A gender quota law in Samoa that threatens to derail the opposition's hopes of installing the Pacific nation's first woman prime minister was challenged in court Thursday, in the latest twist in a cliffhanger general election.
The April 9 poll remains deadlocked with each side holding 26 seats, but the opposition FAST Party has said the government gained an extra member by "unlawful and unconstitutional" means.
The dispute extends uncertainty surrounding the vote, with longtime Prime Minister Tuilaepa Sailele Malielegaoi struggling to fend off an unprecedented challenge from female rival Fiame Naomi Mata'afa's FAST Party.
Malielegaoi, who has held power for 22 years, is using a parliamentary gender quota designed to improve women's representation to frustrate Mata'afa's prime ministerial ambitions.

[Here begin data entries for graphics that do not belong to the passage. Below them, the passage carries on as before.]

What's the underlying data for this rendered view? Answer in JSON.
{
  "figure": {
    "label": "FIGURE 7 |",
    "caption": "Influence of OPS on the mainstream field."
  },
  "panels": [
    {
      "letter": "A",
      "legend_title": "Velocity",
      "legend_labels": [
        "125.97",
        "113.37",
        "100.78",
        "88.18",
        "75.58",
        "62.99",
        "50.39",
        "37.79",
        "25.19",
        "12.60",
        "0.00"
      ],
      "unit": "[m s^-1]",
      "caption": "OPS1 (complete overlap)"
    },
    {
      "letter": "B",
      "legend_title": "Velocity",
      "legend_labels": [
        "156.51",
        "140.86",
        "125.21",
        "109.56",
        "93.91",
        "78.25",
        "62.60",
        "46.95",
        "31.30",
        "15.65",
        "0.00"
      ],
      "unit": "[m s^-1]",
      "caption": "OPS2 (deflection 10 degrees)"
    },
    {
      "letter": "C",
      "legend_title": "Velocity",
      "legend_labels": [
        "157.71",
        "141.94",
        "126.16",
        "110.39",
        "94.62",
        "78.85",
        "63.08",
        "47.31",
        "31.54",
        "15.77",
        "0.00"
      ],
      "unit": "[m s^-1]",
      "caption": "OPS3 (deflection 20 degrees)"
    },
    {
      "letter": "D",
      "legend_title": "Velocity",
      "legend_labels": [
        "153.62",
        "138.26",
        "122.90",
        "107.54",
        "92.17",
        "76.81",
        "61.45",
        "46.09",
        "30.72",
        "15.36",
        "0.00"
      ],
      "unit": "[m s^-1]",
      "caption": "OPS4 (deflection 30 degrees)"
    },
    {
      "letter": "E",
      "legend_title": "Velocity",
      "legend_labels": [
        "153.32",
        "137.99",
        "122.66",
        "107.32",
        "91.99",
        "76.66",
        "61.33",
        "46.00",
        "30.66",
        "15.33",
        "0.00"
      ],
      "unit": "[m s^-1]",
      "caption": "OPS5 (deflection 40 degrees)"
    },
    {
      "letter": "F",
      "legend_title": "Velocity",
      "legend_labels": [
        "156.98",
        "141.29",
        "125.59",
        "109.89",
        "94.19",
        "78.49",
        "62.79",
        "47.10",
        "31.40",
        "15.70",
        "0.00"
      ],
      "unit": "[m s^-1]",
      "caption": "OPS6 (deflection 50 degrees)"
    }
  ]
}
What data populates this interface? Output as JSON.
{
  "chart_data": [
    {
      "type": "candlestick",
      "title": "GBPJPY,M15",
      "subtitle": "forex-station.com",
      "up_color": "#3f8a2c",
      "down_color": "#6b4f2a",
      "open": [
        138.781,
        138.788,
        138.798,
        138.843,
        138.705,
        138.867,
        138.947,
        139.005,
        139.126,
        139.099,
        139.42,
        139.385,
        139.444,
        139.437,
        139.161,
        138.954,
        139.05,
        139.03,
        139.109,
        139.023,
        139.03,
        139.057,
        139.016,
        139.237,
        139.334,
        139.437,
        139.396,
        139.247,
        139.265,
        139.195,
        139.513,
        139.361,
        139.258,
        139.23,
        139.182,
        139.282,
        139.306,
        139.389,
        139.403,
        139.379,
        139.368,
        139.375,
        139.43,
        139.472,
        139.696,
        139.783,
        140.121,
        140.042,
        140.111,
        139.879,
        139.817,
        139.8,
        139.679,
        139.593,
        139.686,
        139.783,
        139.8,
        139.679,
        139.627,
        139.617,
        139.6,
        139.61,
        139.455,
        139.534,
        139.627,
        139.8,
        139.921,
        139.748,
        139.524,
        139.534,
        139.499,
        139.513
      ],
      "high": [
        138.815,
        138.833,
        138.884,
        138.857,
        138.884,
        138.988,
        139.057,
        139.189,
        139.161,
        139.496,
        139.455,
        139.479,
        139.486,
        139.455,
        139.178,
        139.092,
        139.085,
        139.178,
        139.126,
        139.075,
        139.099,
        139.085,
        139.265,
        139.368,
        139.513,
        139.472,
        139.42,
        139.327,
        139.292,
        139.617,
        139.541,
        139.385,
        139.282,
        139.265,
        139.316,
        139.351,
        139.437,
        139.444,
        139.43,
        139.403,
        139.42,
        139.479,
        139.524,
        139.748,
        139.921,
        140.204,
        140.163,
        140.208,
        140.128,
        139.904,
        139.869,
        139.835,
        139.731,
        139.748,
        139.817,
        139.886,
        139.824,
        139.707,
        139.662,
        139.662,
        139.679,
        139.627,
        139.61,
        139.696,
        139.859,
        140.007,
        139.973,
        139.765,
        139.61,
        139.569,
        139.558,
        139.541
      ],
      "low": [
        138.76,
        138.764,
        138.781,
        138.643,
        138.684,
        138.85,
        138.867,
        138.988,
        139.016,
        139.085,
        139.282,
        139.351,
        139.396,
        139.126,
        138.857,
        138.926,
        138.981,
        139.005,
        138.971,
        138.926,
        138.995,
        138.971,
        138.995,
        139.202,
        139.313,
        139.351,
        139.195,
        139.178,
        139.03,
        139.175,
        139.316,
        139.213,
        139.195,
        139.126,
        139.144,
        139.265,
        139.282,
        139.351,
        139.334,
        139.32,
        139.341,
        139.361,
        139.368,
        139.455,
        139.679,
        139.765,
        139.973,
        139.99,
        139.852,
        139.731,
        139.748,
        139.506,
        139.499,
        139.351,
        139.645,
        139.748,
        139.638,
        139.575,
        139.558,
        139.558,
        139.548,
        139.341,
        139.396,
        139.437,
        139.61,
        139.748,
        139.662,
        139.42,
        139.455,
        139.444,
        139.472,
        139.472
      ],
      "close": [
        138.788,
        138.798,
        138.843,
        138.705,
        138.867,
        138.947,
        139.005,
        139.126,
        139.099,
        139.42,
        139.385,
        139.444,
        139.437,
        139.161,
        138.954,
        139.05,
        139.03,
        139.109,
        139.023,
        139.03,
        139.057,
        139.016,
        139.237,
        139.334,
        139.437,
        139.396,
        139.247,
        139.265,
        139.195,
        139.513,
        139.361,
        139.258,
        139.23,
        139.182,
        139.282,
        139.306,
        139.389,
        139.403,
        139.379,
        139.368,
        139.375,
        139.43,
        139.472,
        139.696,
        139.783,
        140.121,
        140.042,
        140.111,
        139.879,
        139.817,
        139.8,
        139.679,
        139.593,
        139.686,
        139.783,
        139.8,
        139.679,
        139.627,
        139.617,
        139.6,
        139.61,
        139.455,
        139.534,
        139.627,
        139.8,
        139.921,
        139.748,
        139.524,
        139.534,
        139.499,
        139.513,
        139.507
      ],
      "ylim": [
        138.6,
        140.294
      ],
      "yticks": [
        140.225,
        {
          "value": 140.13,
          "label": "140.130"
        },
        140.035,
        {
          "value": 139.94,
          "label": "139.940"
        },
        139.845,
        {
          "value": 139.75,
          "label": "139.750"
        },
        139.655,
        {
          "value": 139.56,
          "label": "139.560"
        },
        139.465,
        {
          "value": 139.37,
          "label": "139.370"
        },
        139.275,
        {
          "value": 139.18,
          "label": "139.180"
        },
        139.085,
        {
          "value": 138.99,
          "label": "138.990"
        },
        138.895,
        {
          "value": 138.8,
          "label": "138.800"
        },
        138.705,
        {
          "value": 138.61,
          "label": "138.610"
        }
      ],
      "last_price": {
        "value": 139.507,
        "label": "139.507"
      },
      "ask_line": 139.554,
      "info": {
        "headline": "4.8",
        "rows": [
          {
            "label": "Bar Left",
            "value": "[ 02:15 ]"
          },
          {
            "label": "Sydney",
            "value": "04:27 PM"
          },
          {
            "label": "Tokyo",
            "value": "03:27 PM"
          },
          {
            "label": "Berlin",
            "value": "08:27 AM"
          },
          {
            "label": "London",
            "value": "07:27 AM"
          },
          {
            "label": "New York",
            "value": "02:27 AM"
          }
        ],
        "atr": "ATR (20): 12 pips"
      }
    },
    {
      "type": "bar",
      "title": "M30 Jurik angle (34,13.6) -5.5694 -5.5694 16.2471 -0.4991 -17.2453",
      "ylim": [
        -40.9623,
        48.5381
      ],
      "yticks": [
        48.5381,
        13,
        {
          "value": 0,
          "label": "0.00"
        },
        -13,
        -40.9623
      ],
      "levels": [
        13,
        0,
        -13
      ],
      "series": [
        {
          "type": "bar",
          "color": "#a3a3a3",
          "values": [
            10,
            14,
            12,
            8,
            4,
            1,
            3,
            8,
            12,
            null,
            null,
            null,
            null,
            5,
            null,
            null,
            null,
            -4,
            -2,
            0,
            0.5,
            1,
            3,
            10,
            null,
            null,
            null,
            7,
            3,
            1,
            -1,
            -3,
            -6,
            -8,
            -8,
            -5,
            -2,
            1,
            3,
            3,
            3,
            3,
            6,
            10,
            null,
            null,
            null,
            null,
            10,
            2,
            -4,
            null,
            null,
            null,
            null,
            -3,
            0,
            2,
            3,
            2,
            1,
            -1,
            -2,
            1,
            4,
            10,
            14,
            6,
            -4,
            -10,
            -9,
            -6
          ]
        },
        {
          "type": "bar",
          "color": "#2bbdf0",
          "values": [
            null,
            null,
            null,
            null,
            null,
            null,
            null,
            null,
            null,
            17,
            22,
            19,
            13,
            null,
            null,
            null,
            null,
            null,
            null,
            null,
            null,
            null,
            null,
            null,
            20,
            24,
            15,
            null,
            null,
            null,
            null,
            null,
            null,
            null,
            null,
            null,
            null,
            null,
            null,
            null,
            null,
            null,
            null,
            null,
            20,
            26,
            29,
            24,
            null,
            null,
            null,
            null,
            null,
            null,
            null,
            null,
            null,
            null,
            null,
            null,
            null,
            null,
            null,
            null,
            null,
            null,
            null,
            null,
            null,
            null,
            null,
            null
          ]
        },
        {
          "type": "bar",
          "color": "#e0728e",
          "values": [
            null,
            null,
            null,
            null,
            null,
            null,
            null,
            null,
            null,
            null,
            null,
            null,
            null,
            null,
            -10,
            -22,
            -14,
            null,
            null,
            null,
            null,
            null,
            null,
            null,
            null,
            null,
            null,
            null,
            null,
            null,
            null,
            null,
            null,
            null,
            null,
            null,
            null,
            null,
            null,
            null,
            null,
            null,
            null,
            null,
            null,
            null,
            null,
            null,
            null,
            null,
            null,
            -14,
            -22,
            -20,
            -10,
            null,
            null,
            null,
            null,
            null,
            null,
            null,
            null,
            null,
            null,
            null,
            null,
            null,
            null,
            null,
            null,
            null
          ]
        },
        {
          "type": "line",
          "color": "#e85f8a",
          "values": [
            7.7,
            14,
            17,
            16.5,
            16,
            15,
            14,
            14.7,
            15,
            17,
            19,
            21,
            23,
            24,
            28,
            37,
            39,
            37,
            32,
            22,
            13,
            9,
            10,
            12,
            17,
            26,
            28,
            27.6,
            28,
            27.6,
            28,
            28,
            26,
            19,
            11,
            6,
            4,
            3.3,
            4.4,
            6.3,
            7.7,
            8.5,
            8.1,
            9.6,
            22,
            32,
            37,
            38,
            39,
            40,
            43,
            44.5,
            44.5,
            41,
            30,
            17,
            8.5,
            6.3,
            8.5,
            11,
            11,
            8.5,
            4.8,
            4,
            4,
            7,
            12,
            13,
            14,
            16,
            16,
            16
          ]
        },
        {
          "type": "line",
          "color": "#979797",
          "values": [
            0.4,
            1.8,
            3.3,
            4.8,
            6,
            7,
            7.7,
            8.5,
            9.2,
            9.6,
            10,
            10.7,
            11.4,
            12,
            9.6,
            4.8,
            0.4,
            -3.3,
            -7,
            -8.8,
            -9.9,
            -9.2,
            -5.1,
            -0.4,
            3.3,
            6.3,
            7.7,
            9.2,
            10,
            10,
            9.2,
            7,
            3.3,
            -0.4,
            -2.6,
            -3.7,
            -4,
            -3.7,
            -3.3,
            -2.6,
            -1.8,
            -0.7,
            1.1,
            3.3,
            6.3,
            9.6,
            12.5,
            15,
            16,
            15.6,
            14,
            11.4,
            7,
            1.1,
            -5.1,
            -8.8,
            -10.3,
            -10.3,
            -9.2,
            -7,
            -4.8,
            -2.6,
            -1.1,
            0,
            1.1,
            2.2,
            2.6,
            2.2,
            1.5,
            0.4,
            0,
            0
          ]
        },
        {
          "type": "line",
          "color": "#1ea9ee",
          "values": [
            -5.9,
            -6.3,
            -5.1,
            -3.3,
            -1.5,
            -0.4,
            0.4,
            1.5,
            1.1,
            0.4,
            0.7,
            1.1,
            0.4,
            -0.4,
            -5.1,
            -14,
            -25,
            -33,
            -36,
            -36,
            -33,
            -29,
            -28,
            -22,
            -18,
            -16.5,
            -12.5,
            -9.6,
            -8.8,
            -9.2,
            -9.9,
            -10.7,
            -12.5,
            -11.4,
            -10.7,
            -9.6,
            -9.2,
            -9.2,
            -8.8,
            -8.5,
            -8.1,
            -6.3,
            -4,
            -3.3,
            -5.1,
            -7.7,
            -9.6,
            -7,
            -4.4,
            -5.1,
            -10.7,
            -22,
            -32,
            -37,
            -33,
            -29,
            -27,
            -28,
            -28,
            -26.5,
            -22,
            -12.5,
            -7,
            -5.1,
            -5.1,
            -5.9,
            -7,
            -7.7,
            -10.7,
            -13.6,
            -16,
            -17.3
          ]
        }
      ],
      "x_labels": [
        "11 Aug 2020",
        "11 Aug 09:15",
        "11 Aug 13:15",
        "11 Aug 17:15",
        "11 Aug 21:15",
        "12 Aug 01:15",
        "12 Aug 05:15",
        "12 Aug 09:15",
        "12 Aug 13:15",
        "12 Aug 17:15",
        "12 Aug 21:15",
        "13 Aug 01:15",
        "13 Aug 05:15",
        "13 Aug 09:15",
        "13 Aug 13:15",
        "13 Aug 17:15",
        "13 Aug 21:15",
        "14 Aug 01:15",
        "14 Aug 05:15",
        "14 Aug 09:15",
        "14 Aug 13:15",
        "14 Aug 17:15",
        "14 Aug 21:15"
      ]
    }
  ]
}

The constitution was amended before the last election in 2016 to ensure that 10 percent of the seats in parliament were filled by women.
The formula worked in 2016 because there were 50 seats, but this year's vote had one more, prompting the Electoral Commission to argue that the five women who won election represented only 9.8 percent of seats, falling short of the quota.
As a result, it added a 52nd seat and gave it to a female candidate from Malielegaoi's HRPP Party, leaving both sides with 26 each.
The court case launched by FAST Thursday centres on which interpretation of the quota should be used -- 10 percent or five seats -- as the constitution amendment uses both figures.
The court has not yet given any indication of how long it could take to make a ruling.
But Malielegaoi has hinted he could call another election if the stalemate is not resolved, while the opposition wants the court to decide.
"FAST prays for our people's continuing patience and calm while we try to ensure that any threat to the integrity of our general election is removed and that justice perseveres in our democracy," the party said.